How important is being in a relationship? I guess it really depends on the person, right? Some people have their weddings planned out to the very last little flower petal, some are as free spirited as the reliability of the L train. So, with the promise of an encounter with your “true love” just a swipe away on your phone how ready are we to fully commit? When “how’d you guys meet?” goes from a lengthy tale to one word, what keeps us from going back to swipe again?
At 28 I have been in an average amount of relationships in my life, probably four that really count (to me at least). I remember my first love: I was 13 and he 14, so handsome and witty and we talked on the phone for hours about things we thought were exceptionally important. One night after a football game, in the back of his mom’s car, as she’s driving and while I sat next to his sister, he gave me my first real kiss; romantic I know. And though this relationship lasted only a couple months, as young love often does, it’s stayed with me as a constant reminder that things were once that simple. People met and people talked, in real life.
Fast forward to today, a world where one swipe can exclude you from a potential encounter with… well, who knows? And that’s the point. This person that you swiped left on your device last night could have lead to a connection at a bar six years ago. How far is too far when it comes to our sex lives? Our relationships? With everything so easily available at a touch of a finger is it really as satisfying?
I have been in a relationship for the past six years, so I just missed the boom of Tinder and Bumble which has brought finding your “soulmate” to a whole new level of crazy, and I do mean crazy. I have seen women casually swipe through men as if deciding what pair of shoes she should buy, and I’ve seen men harassing women when what they thought was an easy score doesn’t go quite their way. These reactions that would have normally been held in private have become internet memes and scandals for everyone to see.

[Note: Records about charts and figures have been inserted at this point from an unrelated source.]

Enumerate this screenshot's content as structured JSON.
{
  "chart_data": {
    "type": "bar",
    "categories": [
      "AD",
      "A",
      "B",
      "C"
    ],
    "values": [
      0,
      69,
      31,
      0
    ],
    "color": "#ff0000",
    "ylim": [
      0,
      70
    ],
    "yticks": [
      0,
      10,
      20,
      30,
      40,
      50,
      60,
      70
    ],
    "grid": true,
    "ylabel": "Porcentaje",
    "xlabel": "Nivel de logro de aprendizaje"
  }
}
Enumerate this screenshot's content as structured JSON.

On the other hand, some that would have otherwise been too shy or soft-spoken are now given a chance, a platform that they can use to really be themselves without the fear of physical rejection. Emotional rejection is still there, but now it can be done privately in the comfort of your own couch.
I’ve talked to my single friends and have gotten multiple reactions about how these dating apps have changed The Game. My single girl friends have all lamented about how there’s no one “good” on there, “they’re all douchebags”; “all they want is to have sex and then they’re done”. From my guy friends I get something similar, “all they want is a free dinner”; “I start a conversation and then never hear back”, similar, but not the same I guess.

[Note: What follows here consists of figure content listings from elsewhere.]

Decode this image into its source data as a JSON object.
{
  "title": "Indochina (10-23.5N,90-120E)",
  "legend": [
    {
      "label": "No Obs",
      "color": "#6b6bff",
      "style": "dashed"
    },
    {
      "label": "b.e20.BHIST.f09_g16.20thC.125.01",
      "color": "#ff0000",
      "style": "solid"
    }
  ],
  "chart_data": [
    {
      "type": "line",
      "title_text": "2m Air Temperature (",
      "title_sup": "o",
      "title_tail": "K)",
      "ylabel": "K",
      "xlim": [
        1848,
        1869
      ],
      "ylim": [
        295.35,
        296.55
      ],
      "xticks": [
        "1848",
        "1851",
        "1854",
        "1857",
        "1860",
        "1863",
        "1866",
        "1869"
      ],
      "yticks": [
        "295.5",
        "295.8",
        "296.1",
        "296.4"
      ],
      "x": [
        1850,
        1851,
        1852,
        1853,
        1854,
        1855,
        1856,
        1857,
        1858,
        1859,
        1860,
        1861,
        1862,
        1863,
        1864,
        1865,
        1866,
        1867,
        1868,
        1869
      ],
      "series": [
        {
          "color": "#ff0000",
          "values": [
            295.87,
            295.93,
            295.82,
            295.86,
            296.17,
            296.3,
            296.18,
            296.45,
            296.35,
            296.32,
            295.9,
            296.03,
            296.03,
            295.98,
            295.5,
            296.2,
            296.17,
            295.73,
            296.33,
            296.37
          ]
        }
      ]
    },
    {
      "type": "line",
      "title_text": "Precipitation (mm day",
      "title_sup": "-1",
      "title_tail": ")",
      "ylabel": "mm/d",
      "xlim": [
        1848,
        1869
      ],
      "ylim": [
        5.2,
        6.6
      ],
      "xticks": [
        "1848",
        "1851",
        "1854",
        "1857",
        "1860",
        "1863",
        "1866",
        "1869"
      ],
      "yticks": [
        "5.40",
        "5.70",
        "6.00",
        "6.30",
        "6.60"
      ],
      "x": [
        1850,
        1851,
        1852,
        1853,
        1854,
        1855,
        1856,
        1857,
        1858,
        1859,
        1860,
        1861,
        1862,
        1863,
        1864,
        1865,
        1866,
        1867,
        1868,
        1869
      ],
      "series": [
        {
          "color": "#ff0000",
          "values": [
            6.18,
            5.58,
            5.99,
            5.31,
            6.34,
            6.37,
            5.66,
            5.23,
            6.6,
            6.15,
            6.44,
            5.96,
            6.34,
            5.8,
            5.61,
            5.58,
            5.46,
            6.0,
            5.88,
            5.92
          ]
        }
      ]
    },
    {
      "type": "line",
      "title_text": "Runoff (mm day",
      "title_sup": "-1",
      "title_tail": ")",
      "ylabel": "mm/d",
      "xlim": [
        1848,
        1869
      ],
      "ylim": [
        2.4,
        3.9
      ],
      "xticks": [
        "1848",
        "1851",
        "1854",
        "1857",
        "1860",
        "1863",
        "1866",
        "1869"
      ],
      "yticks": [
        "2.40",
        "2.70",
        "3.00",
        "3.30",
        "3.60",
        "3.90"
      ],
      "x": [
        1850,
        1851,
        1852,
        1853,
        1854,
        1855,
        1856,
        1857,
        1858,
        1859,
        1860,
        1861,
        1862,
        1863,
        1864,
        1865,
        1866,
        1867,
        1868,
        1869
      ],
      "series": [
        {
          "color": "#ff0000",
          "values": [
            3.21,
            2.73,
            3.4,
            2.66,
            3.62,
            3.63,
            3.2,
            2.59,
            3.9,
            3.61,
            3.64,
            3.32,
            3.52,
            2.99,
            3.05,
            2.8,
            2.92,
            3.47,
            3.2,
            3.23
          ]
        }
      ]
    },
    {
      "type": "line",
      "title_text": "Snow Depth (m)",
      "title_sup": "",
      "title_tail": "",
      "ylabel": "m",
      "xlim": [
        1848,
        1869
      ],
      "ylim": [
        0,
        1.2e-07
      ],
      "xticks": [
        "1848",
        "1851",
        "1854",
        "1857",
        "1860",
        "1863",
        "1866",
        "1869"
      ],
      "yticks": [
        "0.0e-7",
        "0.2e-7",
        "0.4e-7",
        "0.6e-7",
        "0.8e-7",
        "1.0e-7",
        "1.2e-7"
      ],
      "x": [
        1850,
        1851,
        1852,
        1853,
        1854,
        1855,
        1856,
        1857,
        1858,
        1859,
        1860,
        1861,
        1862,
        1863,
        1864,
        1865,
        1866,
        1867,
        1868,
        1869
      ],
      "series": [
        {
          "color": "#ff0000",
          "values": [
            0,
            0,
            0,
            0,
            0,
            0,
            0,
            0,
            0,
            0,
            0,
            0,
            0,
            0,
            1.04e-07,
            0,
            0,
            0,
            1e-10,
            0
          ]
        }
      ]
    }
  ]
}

Talking to my friend James* who’s a little older and remembers how dating used to be; “There will be nights when I’m at a bar and I see a cute girl and try to talk to her, but when I come up to her she doesn’t even know how to respond and ignores me. Then she turns her attention back to her phone.” “That’s what it’s like these days,” he tell me, “you’ll see a group of guys at a bar and a group of girls on the other end, and no one will talk to each other, they’re all checking out people on their phones”.
This brings up a quote we hear, and still the advice we give to those who have just ended a relationship – “there are plenty more fish in the sea”. But has the sea gotten too big? Have we become so jaded now by all of the options before us that we see a great fish and still think we can catch better? That seems to be the case with a lot of users. This thrill of swiping right and instantly matching with someone can become addictive. That instant boost of confidence knowing that someone out there, somewhere close, finds you attractive.
So move forward to the date: goes great, you have sex (maybe it’s good, maybe not), but does it matter? You have your next date lined up for the following day,… and the swiping begins again.
* names have been changed for privacy.